Politicos in Washington took note and visited her before her graduation from Brown.  Mightn't she be interested in an internship, or even an associate aide to an influential Democratic Congressman?

And so it was that this Summa Cum Laude, Phi Beta Kappa graduate from a premier Ivy League school became one of the House's youngest aides, in the office of the representative from her home district in Ohio. 

She, despite the age-old rules of decorum in the Capitol, became a whirling dervish of passionate conviction for all the Congressman's liberal policies.  He was the most radical of the white members of Congress, never as bulldozing and scuttling as the Squad, that cabal of assaulting women of color, but far left nonetheless. 

'I can help you, Congressman', Phoebe told him. 'I'm the white bitch who'll put you on the map', and so it was that she went after AOC, the Somali, and the Affirmative Action Queen with a vengeance. She was merciless in her demeaning, insulting, scurrilous attacks on these cunts'.  She staked out territory to the left of all of them, uncharted political land no one even knew existed; and before long the Congressman had become the Great White Hope of radical liberalism. 

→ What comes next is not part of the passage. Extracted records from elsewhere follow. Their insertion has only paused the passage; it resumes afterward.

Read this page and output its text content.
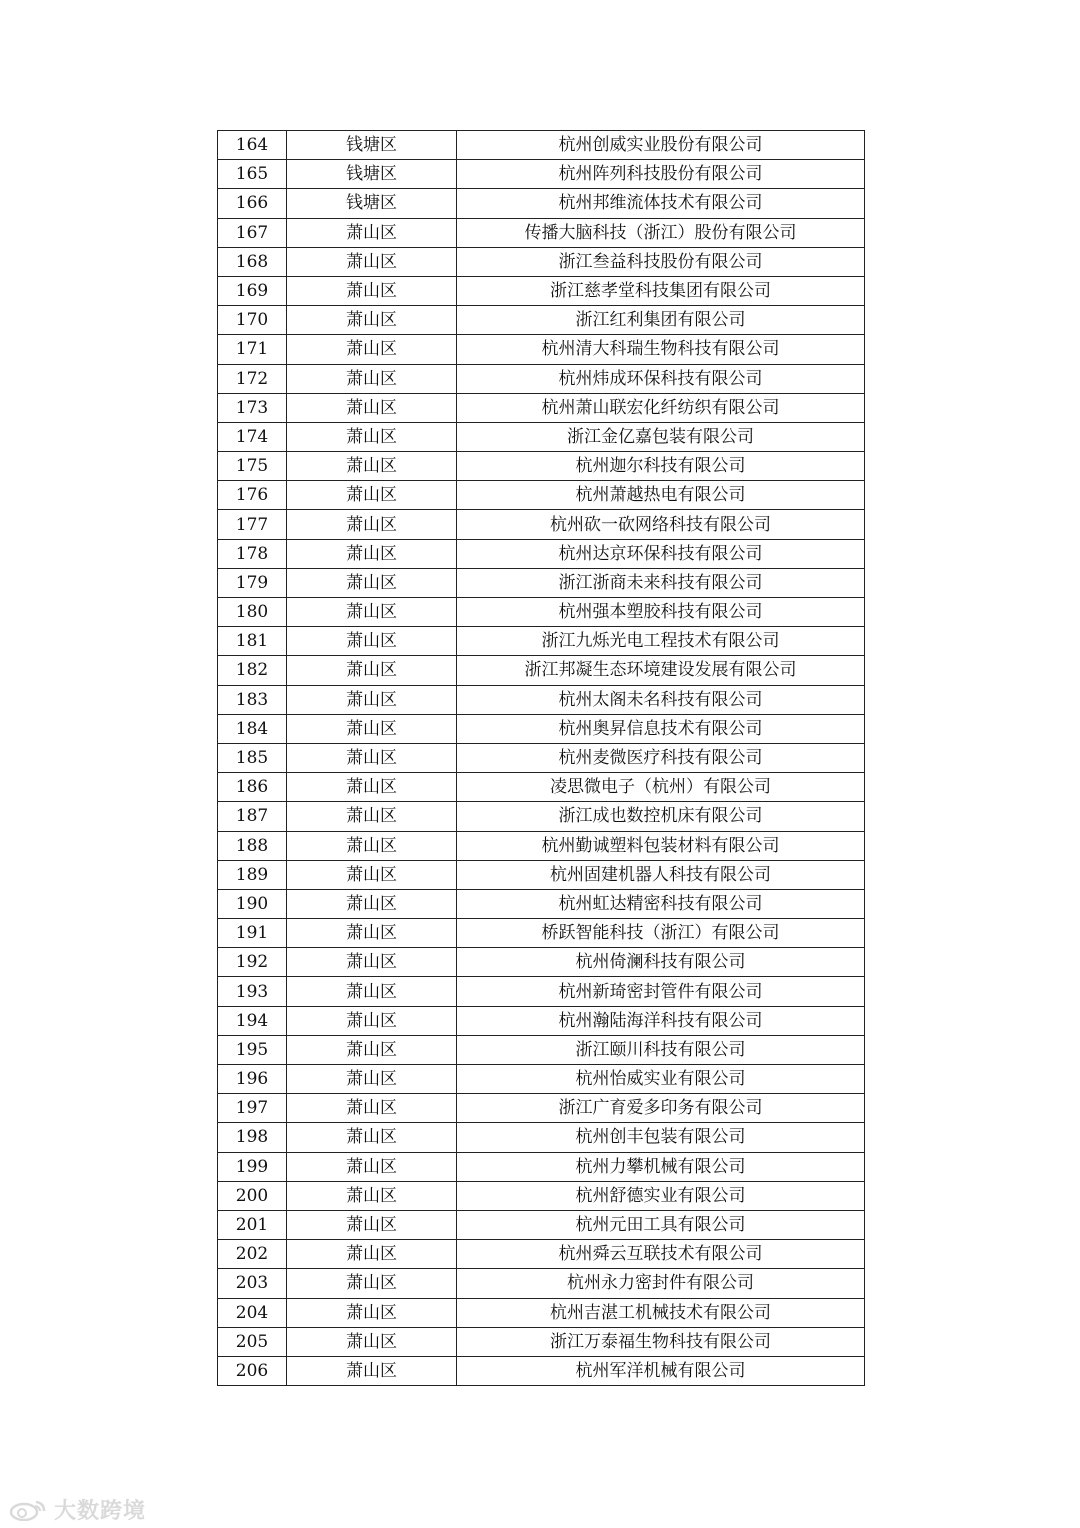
164	钱塘区	杭州创威实业股份有限公司
165	钱塘区	杭州阵列科技股份有限公司
166	钱塘区	杭州邦维流体技术有限公司
167	萧山区	传播大脑科技（浙江）股份有限公司
168	萧山区	浙江叁益科技股份有限公司
169	萧山区	浙江慈孝堂科技集团有限公司
170	萧山区	浙江红利集团有限公司
171	萧山区	杭州清大科瑞生物科技有限公司
172	萧山区	杭州炜成环保科技有限公司
173	萧山区	杭州萧山联宏化纤纺织有限公司
174	萧山区	浙江金亿嘉包装有限公司
175	萧山区	杭州迦尔科技有限公司
176	萧山区	杭州萧越热电有限公司
177	萧山区	杭州砍一砍网络科技有限公司
178	萧山区	杭州达京环保科技有限公司
179	萧山区	浙江浙商未来科技有限公司
180	萧山区	杭州强本塑胶科技有限公司
181	萧山区	浙江九烁光电工程技术有限公司
182	萧山区	浙江邦凝生态环境建设发展有限公司
183	萧山区	杭州太阁未名科技有限公司
184	萧山区	杭州奥昇信息技术有限公司
185	萧山区	杭州麦微医疗科技有限公司
186	萧山区	凌思微电子（杭州）有限公司
187	萧山区	浙江成也数控机床有限公司
188	萧山区	杭州勤诚塑料包装材料有限公司
189	萧山区	杭州固建机器人科技有限公司
190	萧山区	杭州虹达精密科技有限公司
191	萧山区	桥跃智能科技（浙江）有限公司
192	萧山区	杭州倚澜科技有限公司
193	萧山区	杭州新琦密封管件有限公司
194	萧山区	杭州瀚陆海洋科技有限公司
195	萧山区	浙江颐川科技有限公司
196	萧山区	杭州怡威实业有限公司
197	萧山区	浙江广育爱多印务有限公司
198	萧山区	杭州创丰包装有限公司
199	萧山区	杭州力攀机械有限公司
200	萧山区	杭州舒德实业有限公司
201	萧山区	杭州元田工具有限公司
202	萧山区	杭州舜云互联技术有限公司
203	萧山区	杭州永力密封件有限公司
204	萧山区	杭州吉湛工机械技术有限公司
205	萧山区	浙江万泰福生物科技有限公司
206	萧山区	杭州军洋机械有限公司
大数跨境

She felt good at night, emptied of her bile, her virulence, her anger, and her madness.  It was a time for recuperation, regeneration, and rebirth. Tomorrow was another day, a better day, a more bitterly angry one.  The demon inside her must be fed. 

She made the news.  The liberal media gushed with praise.  A woman was not just making waves.  It was a tsunami!  She was written about, featured, and interviewed; so when the suddenly quit, everyone was caught unawares.  There had even  been talk of her running for office. 

'I don't give a shit'', she openly and characteristically commented to a friendly reporter. 'Don't you get it?' 

Of course the reporter had no idea what she was talking about and was unwilling to surmise the worst, the truth - that the whole Phoebe Nelson thing had been a show, a vaudeville act, the Madwoman of Chaillot come to Washington to fret on the stage and then disappear. 

But it was just that - a marvelous circus act, a high wire performance, a stunning trapeze act of glitz and glamour but without any substance whatsoever. 

Observers on the Right saw her act as a metaphor - the whole progressive movement was nothing but a vaudevillian act, a rabbit out of a hat, smoke and mirrors, Sturm und Drang, signifying nothing; and they were sorry to see her go. 

'Wasn't she wonderful?', said the editor of The Federalist, a conservative journal; and so she was indeed. 

After she left Washington, she disappeared. Some reports had her in Tallahassee, others on St. Bart's; but not even the most sensitive surveillance instruments could pick up even a trace of that magnificent, mad voice.